Wednesday, July 20, 2005
Watching the meeting between the Muslim leaders and Tony Blair with the other government leaders really got me thinking. I was imagining in my minds eye how it would have looked had their current problem been ours. Suppose, instead of just producing the occasional isolated nut like Baruch Goldstein and Yigal Amir, the settlers had started an organized campaign of killing or suicide bombing. We would all, naturally, be quick to point out that there is no justification in the Torah for this and indeed the Torah categorically forbids it! I suspect after the tenth incident nobody would believe us and all our protestations would fall on dead ears, just as the statements coming from the Muslim Leadership do now.
Of course the Chief Rabbi and his board would be joined by some others like, maybe Rabbi Gloria Nuerberger and the Editor of the JC, in a BBC studio to explain in our name that we profoundly abhor what was happening in the name of our religion. Then the Chief Rabbi would explain learnedly why it could not possibly be the Torah that was justifying such acts. Meanwhile in our home we would be laughing up our sleeves (ever so discreetly while the cleaning lady is around) at how all of a sudden he represents our religion for us while we do not consider the foods he eats to be kosher and we would not allow him to officiate at one of our weddings.
Let us get real. The people we saw nervously avoiding looking at the multitude of international TV cameras as they rang the bell at Number Ten do not represent the religious Muslim youth either. Whom they might represent, however, are the normal people of Arab origin who live in the capital and I believe it is important that we do extend our hand in friendship to them. Nobody knows better than we do what it feels like to be in a country where you don’t feel welcome. Furthermore our interests and theirs are much closer to each other than most people would imagine.
It is true they have duly earned our skepticism. The fact that their condemnation, of all the atrocities perpetrated in the name of Islam up till now, had to be drawn from them like pulling teeth speaks for itself. Still I believe that many if not most UK Arabs (it is impossible for me sitting next to one on the train to know if he is a Muslim or not) are against suicide bombings in principle. I was indeed very gratified to hear the one woman delegate at that meeting declare to the cameras that she roundly condems any suicide killing whether they occur in Iraq, Palestine or London. I dare say they don’t actually lose much sleep over what they might see as the occasional suicide bomb in Israel, but then, how many of us lie awake at night for the innocent citizens of Bagdhad? The fact does remain that the Muslim population of London is here to stay and so are we. We could bear a grudge and live under increased pressure for the next few years or we could extend a hand in friendship to those that are brave enough to take it.
The anti pullout movement in Israel came up with a scheme, actually borrowed from the architects of the Orange Revolution, for using the colour orange to symbolise their resistance to the disengagement plan.
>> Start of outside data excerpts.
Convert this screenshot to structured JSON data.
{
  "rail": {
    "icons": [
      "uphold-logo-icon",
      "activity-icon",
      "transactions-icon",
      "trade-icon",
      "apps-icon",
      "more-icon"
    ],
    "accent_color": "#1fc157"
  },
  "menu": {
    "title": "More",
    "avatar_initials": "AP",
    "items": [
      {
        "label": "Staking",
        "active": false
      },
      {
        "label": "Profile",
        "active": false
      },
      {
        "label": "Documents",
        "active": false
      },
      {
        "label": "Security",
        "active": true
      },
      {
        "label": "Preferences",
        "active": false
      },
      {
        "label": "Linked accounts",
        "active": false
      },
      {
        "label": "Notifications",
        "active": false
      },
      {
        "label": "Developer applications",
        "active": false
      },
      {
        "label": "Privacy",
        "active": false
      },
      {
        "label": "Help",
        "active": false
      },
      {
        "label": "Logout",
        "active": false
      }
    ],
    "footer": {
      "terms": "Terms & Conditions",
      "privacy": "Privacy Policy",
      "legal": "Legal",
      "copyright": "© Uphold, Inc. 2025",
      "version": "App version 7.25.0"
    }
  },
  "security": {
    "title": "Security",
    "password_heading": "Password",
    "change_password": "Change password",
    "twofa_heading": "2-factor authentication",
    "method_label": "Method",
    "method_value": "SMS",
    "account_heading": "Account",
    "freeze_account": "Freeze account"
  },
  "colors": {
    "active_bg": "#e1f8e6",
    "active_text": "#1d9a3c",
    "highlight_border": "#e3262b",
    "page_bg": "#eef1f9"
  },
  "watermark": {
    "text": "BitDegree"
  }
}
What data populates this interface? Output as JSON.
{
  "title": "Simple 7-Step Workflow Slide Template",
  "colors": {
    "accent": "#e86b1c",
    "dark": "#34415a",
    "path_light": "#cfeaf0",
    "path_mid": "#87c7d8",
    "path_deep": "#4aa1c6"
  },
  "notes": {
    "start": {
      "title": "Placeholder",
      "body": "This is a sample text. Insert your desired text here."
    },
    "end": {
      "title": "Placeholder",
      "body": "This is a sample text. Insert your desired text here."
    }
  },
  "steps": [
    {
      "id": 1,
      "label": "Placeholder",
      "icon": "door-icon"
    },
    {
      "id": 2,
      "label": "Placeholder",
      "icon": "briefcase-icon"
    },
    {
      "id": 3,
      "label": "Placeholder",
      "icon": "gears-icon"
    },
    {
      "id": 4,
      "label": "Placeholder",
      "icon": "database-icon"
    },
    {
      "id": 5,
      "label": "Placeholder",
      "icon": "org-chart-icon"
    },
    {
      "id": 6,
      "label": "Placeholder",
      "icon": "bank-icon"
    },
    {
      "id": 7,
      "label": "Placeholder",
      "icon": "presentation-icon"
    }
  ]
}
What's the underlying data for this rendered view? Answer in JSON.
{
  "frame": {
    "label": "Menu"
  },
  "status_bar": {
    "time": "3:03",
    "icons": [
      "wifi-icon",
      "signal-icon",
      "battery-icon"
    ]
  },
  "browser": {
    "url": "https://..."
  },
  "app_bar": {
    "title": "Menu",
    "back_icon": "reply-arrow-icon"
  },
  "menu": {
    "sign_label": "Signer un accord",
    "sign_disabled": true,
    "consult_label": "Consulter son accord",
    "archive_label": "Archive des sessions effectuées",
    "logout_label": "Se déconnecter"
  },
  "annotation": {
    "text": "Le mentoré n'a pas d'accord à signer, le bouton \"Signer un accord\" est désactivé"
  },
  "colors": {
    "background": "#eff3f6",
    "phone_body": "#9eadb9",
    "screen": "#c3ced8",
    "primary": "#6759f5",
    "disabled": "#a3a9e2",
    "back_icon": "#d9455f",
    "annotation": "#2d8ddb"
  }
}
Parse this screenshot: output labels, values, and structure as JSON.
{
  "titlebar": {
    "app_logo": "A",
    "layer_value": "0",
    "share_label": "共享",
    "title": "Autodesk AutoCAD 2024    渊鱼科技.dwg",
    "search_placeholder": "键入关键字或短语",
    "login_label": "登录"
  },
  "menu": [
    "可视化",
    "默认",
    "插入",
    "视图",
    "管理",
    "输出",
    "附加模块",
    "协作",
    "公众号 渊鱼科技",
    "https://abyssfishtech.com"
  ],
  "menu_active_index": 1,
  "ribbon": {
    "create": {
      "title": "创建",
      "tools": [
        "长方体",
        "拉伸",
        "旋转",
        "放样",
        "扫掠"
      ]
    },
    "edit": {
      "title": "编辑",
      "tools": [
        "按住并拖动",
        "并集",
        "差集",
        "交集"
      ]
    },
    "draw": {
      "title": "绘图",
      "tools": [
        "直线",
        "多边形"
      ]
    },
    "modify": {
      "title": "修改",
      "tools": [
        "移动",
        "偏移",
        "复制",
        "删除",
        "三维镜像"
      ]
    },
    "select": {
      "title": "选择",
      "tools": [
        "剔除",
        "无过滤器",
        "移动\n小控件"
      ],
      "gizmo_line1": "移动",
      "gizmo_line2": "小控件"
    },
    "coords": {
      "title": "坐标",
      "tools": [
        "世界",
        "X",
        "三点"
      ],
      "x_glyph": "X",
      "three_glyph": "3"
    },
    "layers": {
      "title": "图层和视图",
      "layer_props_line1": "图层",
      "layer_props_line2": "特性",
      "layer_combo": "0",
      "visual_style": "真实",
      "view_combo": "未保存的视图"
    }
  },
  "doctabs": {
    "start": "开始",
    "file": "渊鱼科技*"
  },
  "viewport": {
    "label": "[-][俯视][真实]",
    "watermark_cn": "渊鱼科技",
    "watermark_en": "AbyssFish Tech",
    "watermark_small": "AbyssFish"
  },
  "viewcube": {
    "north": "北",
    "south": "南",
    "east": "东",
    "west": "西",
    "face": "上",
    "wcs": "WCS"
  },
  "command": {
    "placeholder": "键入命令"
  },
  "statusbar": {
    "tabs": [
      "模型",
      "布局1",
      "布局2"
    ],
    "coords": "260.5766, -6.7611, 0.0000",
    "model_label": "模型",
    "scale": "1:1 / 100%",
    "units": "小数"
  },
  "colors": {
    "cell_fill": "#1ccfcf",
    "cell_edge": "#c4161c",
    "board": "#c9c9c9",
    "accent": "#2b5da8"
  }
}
Far too late, supporters of the plan replied with blue ribbons to publicly counterbalance the enormous mass of orange-everything that seemed to spread like fire across the land. Indeed fashion outlets are complaining that it is becoming difficult to sell any orange clothes as people see the wearing of it as a political statement. What a delicious irony that the ones standing for withdrawal are the ones using zionist blue. I am a staunch supporter of such symbols because they tell me where I stand. When I am next to a group of teenagers wearing orange headbands I would of course not mention my personal opinion that disengaging is probably the smartest thing Israel has done since engaging, while I would be happy to say it to someone with a blue ribbon on his car aerial.
It is a shame that Londoners have not come up with a symbol to signify friendship. Something like an Our Nation England campaign, dedicated to creating better understanding between all the different ethnic groups in London. Their logo could be a purple smiley face to show that sex, colour and religion don’t matter. Anybody wearing that symbol would have singled him/herself out as someone who was willing to be friendly to anybody else who was interested too while the monies collected by selling the articles could be used to further the cause by organizing events where getting to know the other could happen. I believe giving people the opportunity to break out of the mold and come forward as a moderate might bring surprising results. It would certainly be more helpful for London and Londoners than all those inflammatory and divisive statements our Mayor Ken Livingstone is so intent on making.